Electric Art conjures vibrant digital worlds from ones and zeroes, transforming code into placid lakeside environments for MillerCoors; kidney-shaped sky-high super highways for Link9 NY; or intricate mine-like structures carved deep into reams of CG paper for the Australasian Writers and Art Directors Association (AWARD) Awards.
Beyond that, the studio develop in-house tests featuring intricately interacting particle structures or Snapchat lenses that transform users into cosmos-bound astronauts. Across the creative arts – from CGI to animation, retouching, concept design and photography – Electric Art spends its time weaving pure imagination into worlds of silicon. They’re digital gods, and the computer is their playground.
However, this creativity doesn’t come from just one mind. It’s shared. The prolific thinkers at Electric Art collaborate with others located across oceans and continents. Frankie is the connective tissue that allows these brains to connect and produce work that dazzles.
“Around 50% of our projects at any given time are for offshore clients,” begins Electric Art producer Sara Kennedy. “We’re repped by Sharpe & Associates in the US and work with ad agencies all over the States. We also work regularly with ad agencies out of Asia. It’s a global production effort.”
Electric Art also works with some of the biggest corporations, ad agencies and photographers around the world, with a vast portfolio that features BMW, Sony, Yahoo and many more iconic global brand names.

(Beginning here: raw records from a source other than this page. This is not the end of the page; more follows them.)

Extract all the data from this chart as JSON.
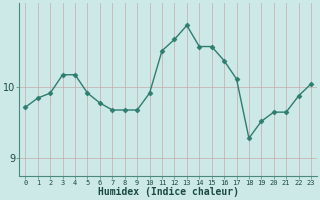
{
  "x": [
    0,
    1,
    2,
    3,
    4,
    5,
    6,
    7,
    8,
    9,
    10,
    11,
    12,
    13,
    14,
    15,
    16,
    17,
    18,
    19,
    20,
    21,
    22,
    23
  ],
  "y": [
    9.72,
    9.85,
    9.92,
    10.18,
    10.18,
    9.92,
    9.78,
    9.68,
    9.68,
    9.68,
    9.92,
    10.52,
    10.68,
    10.88,
    10.58,
    10.58,
    10.38,
    10.12,
    9.28,
    9.52,
    9.65,
    9.65,
    9.88,
    10.05
  ],
  "line_color": "#2e7d6e",
  "marker": "D",
  "marker_size": 2.5,
  "fig_bg": "#cce9e7",
  "axes_bg": "#cce9e7",
  "grid_color_v": "#c4aaaa",
  "grid_color_h": "#c4aaaa",
  "xlabel": "Humidex (Indice chaleur)",
  "yticks": [
    9,
    10
  ],
  "xlim": [
    -0.5,
    23.5
  ],
  "ylim": [
    8.75,
    11.2
  ],
  "xlabel_fontsize": 7,
  "xtick_fontsize": 5,
  "ytick_fontsize": 7,
  "spine_color": "#4a8a7a",
  "tick_color": "#2a5a52",
  "label_color": "#1a4a42"
}
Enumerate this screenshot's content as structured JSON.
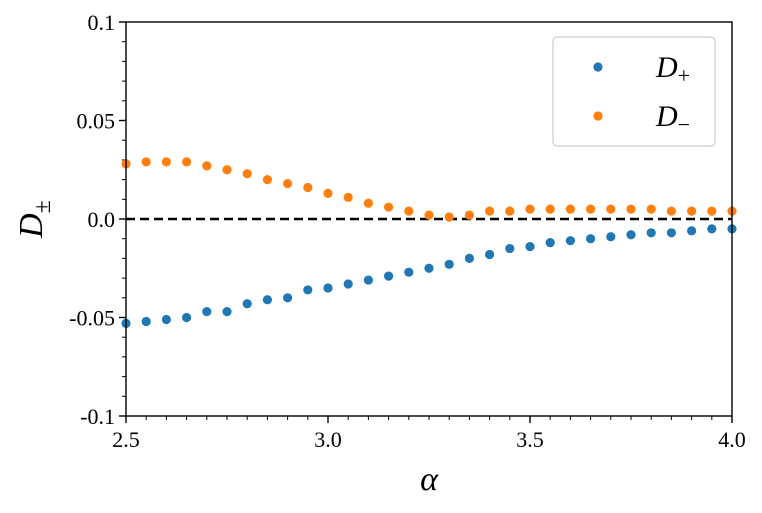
{
  "chart_data": {
    "type": "scatter",
    "xlabel": "α",
    "ylabel": "D±",
    "xlim": [
      2.5,
      4.0
    ],
    "ylim": [
      -0.1,
      0.1
    ],
    "xticks": [
      "2.5",
      "3.0",
      "3.5",
      "4.0"
    ],
    "yticks": [
      "0.1",
      "0.05",
      "0.0",
      "-0.05",
      "-0.1"
    ],
    "grid": false,
    "legend_position": "top-right",
    "reference_line": {
      "y": 0.0,
      "style": "dashed",
      "color": "#000000"
    },
    "series": [
      {
        "name": "D+",
        "label_main": "D",
        "label_sub": "+",
        "color": "#1f77b4",
        "x": [
          2.5,
          2.55,
          2.6,
          2.65,
          2.7,
          2.75,
          2.8,
          2.85,
          2.9,
          2.95,
          3.0,
          3.05,
          3.1,
          3.15,
          3.2,
          3.25,
          3.3,
          3.35,
          3.4,
          3.45,
          3.5,
          3.55,
          3.6,
          3.65,
          3.7,
          3.75,
          3.8,
          3.85,
          3.9,
          3.95,
          4.0
        ],
        "y": [
          -0.053,
          -0.052,
          -0.051,
          -0.05,
          -0.047,
          -0.047,
          -0.043,
          -0.041,
          -0.04,
          -0.036,
          -0.035,
          -0.033,
          -0.031,
          -0.029,
          -0.027,
          -0.025,
          -0.023,
          -0.02,
          -0.018,
          -0.015,
          -0.014,
          -0.012,
          -0.011,
          -0.01,
          -0.009,
          -0.008,
          -0.007,
          -0.007,
          -0.006,
          -0.005,
          -0.005
        ]
      },
      {
        "name": "D−",
        "label_main": "D",
        "label_sub": "−",
        "color": "#ff7f0e",
        "x": [
          2.5,
          2.55,
          2.6,
          2.65,
          2.7,
          2.75,
          2.8,
          2.85,
          2.9,
          2.95,
          3.0,
          3.05,
          3.1,
          3.15,
          3.2,
          3.25,
          3.3,
          3.35,
          3.4,
          3.45,
          3.5,
          3.55,
          3.6,
          3.65,
          3.7,
          3.75,
          3.8,
          3.85,
          3.9,
          3.95,
          4.0
        ],
        "y": [
          0.028,
          0.029,
          0.029,
          0.029,
          0.027,
          0.025,
          0.023,
          0.02,
          0.018,
          0.016,
          0.013,
          0.011,
          0.008,
          0.006,
          0.004,
          0.002,
          0.001,
          0.002,
          0.004,
          0.004,
          0.005,
          0.005,
          0.005,
          0.005,
          0.005,
          0.005,
          0.005,
          0.004,
          0.004,
          0.004,
          0.004
        ]
      }
    ]
  }
}
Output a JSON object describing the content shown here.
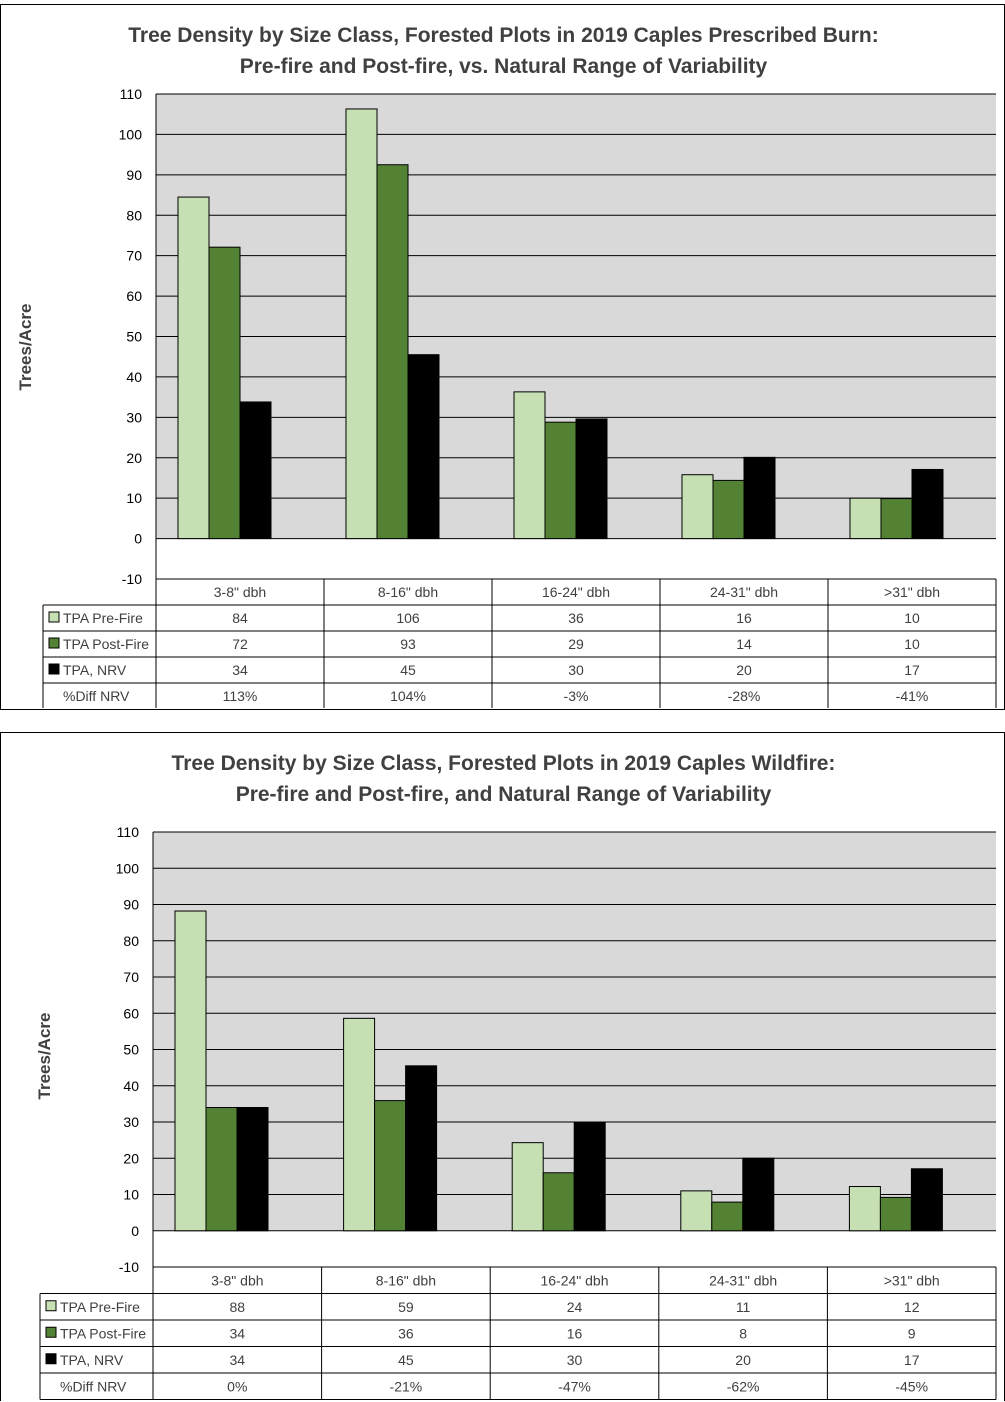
{
  "chart_data": [
    {
      "type": "bar",
      "title": "Tree Density by Size Class, Forested Plots in 2019 Caples Prescribed Burn:",
      "subtitle": "Pre-fire and Post-fire, vs. Natural Range of Variability",
      "ylabel": "Trees/Acre",
      "xlabel": "",
      "ylim": [
        -10,
        110
      ],
      "yticks": [
        "-10",
        "0",
        "10",
        "20",
        "30",
        "40",
        "50",
        "60",
        "70",
        "80",
        "90",
        "100",
        "110"
      ],
      "grid": true,
      "legend": "data-table",
      "categories": [
        "3-8\" dbh",
        "8-16\" dbh",
        "16-24\" dbh",
        "24-31\" dbh",
        ">31\" dbh"
      ],
      "series": [
        {
          "name": "TPA Pre-Fire",
          "color": "#c6e0b4",
          "values": [
            84,
            106,
            36,
            16,
            10
          ],
          "labels": [
            "84",
            "106",
            "36",
            "16",
            "10"
          ],
          "plotted": [
            84.5,
            106.3,
            36.3,
            15.8,
            10
          ]
        },
        {
          "name": "TPA Post-Fire",
          "color": "#548235",
          "values": [
            72,
            93,
            29,
            14,
            10
          ],
          "labels": [
            "72",
            "93",
            "29",
            "14",
            "10"
          ],
          "plotted": [
            72.1,
            92.5,
            28.8,
            14.4,
            9.9
          ]
        },
        {
          "name": "TPA, NRV",
          "color": "#000000",
          "values": [
            34,
            45,
            30,
            20,
            17
          ],
          "labels": [
            "34",
            "45",
            "30",
            "20",
            "17"
          ],
          "plotted": [
            33.8,
            45.5,
            29.6,
            20.1,
            17.1
          ]
        }
      ],
      "table_extra_row": {
        "name": "%Diff NRV",
        "labels": [
          "113%",
          "104%",
          "-3%",
          "-28%",
          "-41%"
        ]
      }
    },
    {
      "type": "bar",
      "title": "Tree Density by Size Class, Forested Plots in 2019 Caples Wildfire:",
      "subtitle": "Pre-fire and Post-fire, and Natural Range of Variability",
      "ylabel": "Trees/Acre",
      "xlabel": "",
      "ylim": [
        -10,
        110
      ],
      "yticks": [
        "-10",
        "0",
        "10",
        "20",
        "30",
        "40",
        "50",
        "60",
        "70",
        "80",
        "90",
        "100",
        "110"
      ],
      "grid": true,
      "legend": "data-table",
      "categories": [
        "3-8\" dbh",
        "8-16\" dbh",
        "16-24\" dbh",
        "24-31\" dbh",
        ">31\" dbh"
      ],
      "series": [
        {
          "name": "TPA Pre-Fire",
          "color": "#c6e0b4",
          "values": [
            88,
            59,
            24,
            11,
            12
          ],
          "labels": [
            "88",
            "59",
            "24",
            "11",
            "12"
          ],
          "plotted": [
            88.2,
            58.6,
            24.3,
            11,
            12.2
          ]
        },
        {
          "name": "TPA Post-Fire",
          "color": "#548235",
          "values": [
            34,
            36,
            16,
            8,
            9
          ],
          "labels": [
            "34",
            "36",
            "16",
            "8",
            "9"
          ],
          "plotted": [
            34,
            35.9,
            16,
            7.9,
            9.2
          ]
        },
        {
          "name": "TPA, NRV",
          "color": "#000000",
          "values": [
            34,
            45,
            30,
            20,
            17
          ],
          "labels": [
            "34",
            "45",
            "30",
            "20",
            "17"
          ],
          "plotted": [
            34,
            45.5,
            29.9,
            20,
            17.1
          ]
        }
      ],
      "table_extra_row": {
        "name": "%Diff NRV",
        "labels": [
          "0%",
          "-21%",
          "-47%",
          "-62%",
          "-45%"
        ]
      }
    }
  ]
}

The studio knows that remote collaboration is part and parcel of working with such familiar brands. To bridge the gap between minds, the team at Electric Art jumps on Frankie sessions whenever discussing motion remotely, ensuring artists and clients always operate under the same, shared creative concept.
“Frankie is perfect for client and agency meetings where we need to ensure we’re all looking at the same animation frame or key visual at the same time,” says Kennedy. “We can view the project together in real time with Frankie, making notes and amends with the whole team involved. It’s a necessary approach in today’s global creative environment.”
Clear, concise communication
Electric Art has used Frankie on two TVCs for overseas clients over the last three months, one of which was for a client out of Indonesia: a complicated CG animation with multiple approval layers to be carried out with the agency’s executive producer.
“The ability to simultaneously review projects with the client in a location like Indonesia, and all in real time, is a real game changer for Electric Art,” says Kennedy. “Frankie keeps the communication between the agency creatives and producers clear and concise – we’re all on the same page, so to speak.”
And they remain there – Frankie exports all revisions and comments made during a session to a PDF, giving all involved a record of what was agreed upon. The shared creative idea remains intact across vast geographical distances, even after the session has ended.
“Our reviews are stored and shared online under individual projects, meaning there is no hunting around looking for the last review shared,” says Kennedy. “The exported PDF and markups can also form the basis for a contact report.”
Frankie has proven invaluable to the Electric Art collective, reducing disparity in interpretation to zero. Creative projects are approached as shared concepts, not individual ideas haphazardly stitched together. Electric Art works as one almighty, omnipresent force.
“Frankie keeps the lines of communication seamless, it’s straightforward and intuitive to use, and essentially it saves valuable production time,” says Kennedy.
Simply put, it means Electric Art gets to play God.